COBRANÇA INDEVIDA DE ENERGIA
Ministério Público e Defensoria processam Neoenergia Cosern por cobranças indevidas de energia solar no RN
Ação movida pelo MPRN e DPERN pede que Neoenergia Cosern restitua em dobro valores cobrados a mais de clientes de energia solar, além de indenização de R$ 46 milhões. Empresa afirma não ter sido notificada.
O Ministério Público do Rio Grande do Norte (MPRN) e a Defensoria Pública do Estado (DPERN) moveram uma ação judicial contra a Neoenergia Cosern.

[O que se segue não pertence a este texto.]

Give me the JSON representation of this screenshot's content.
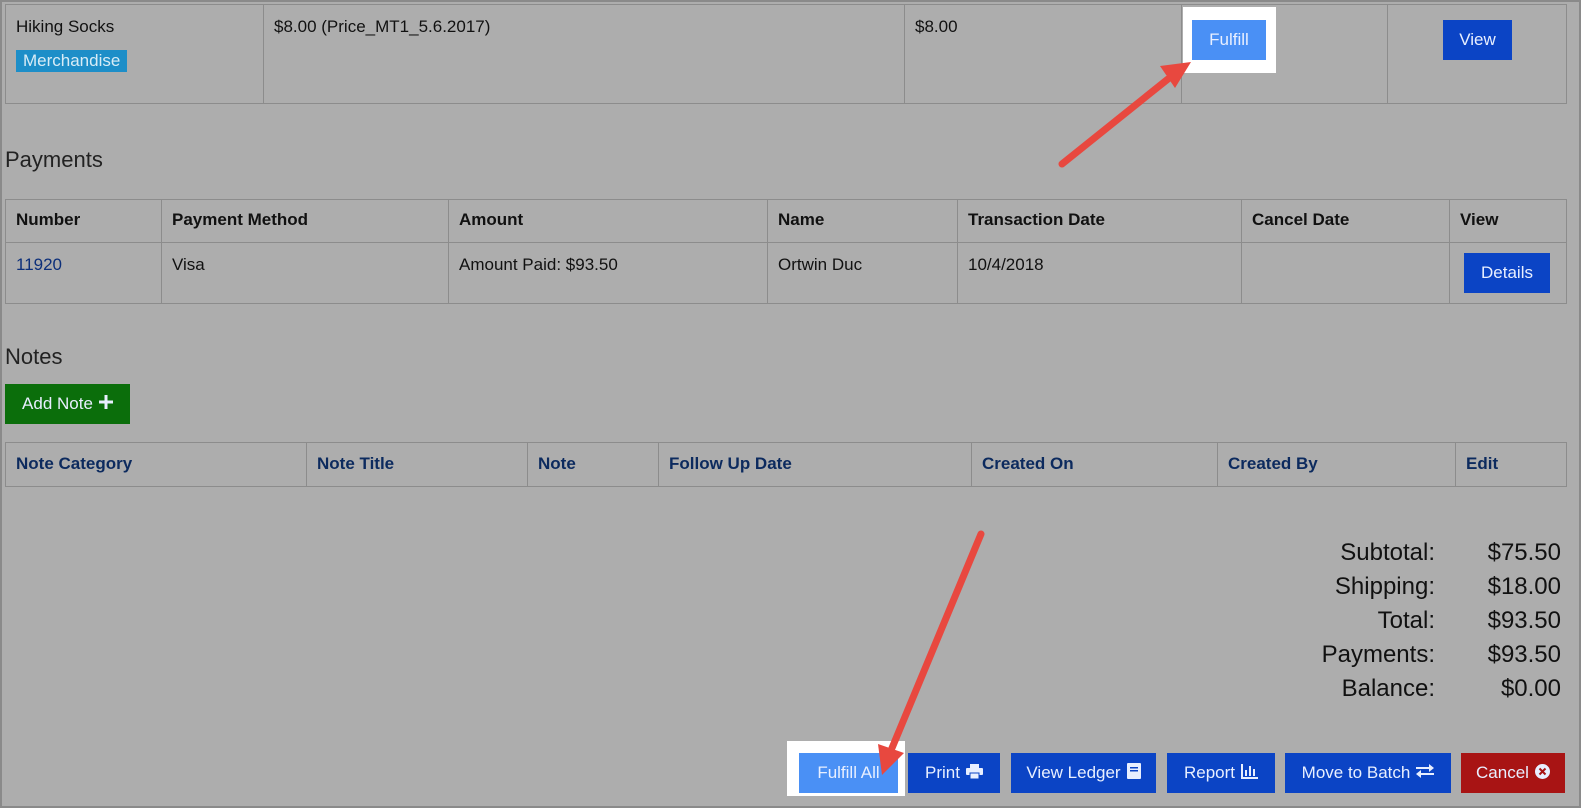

A medida busca corrigir falhas no faturamento e cobranças abusivas relacionadas ao Sistema de Compensação de Energia Elétrica, especificamente para clientes que utilizam energia solar. A ação, ajuizada nesta segunda-feira, 06/07/2026, exige que a empresa restitua em dobro os valores cobrados indevidamente.
O ponto central da ação reside nas reclamações registradas a partir de novembro de 2025 por órgãos de defesa do consumidor, como o Procon. Titulares de unidades de geração fotovoltaica relataram aumentos repentinos e substanciais nas contas de luz, sem qualquer aviso prévio sobre mudanças na forma de compensação de créditos de energia solar. Essa prática afetou centenas de famílias e empreendedores no Rio Grande do Norte.
Segundo as instituições autoras da ação, a Neoenergia Cosern alterou unilateralmente o sistema de faturamento. A distribuidora passou a cobrar o consumo total das unidades beneficiárias, desconsiderando os créditos positivos de energia gerada e acumulada pelos clientes. A ação também aponta a imposição automática de parcelamentos e a cobrança de impostos e tarifas sobre a energia que deveria ser compensada, o que contraria o direito adquirido de produtores antigos, garantido por isenção até 2045.
Antes de ingressar na Justiça, o MPRN conduziu um inquérito civil para investigar a retenção de créditos e a suspensão da compensação mensal. Audiências extrajudiciais e a solicitação de pareceres técnicos foram realizadas, mas as tentativas de diálogo com a empresa foram esgotadas, levando à articulação da ação coletiva.
Além da restituição em dobro, o MPRN e a DPERN pleiteiam uma indenização de R$ 46 milhões por danos morais coletivos. Esse valor será destinado ao Fundo Estadual de Defesa dos Direitos Difusos. Pedidos liminares também foram apresentados para impedir a suspensão do fornecimento de eletricidade e a negativação dos consumidores afetados, além de exigir a melhoria dos canais de atendimento.
Em resposta, a Neoenergia Cosern informou, por meio de nota, que "não foi notificada sobre a ação e que irá adotar as medidas cabíveis após tomar ciência e analisar o conteúdo". A gravidade da situação foi destacada na ação, que afirma que "a lide não repousa sobre meros descasamentos logísticos de leitura, mas sobre a subversão sistêmica de um modelo matemático e normativo criado para incentivar a sustentabilidade energética".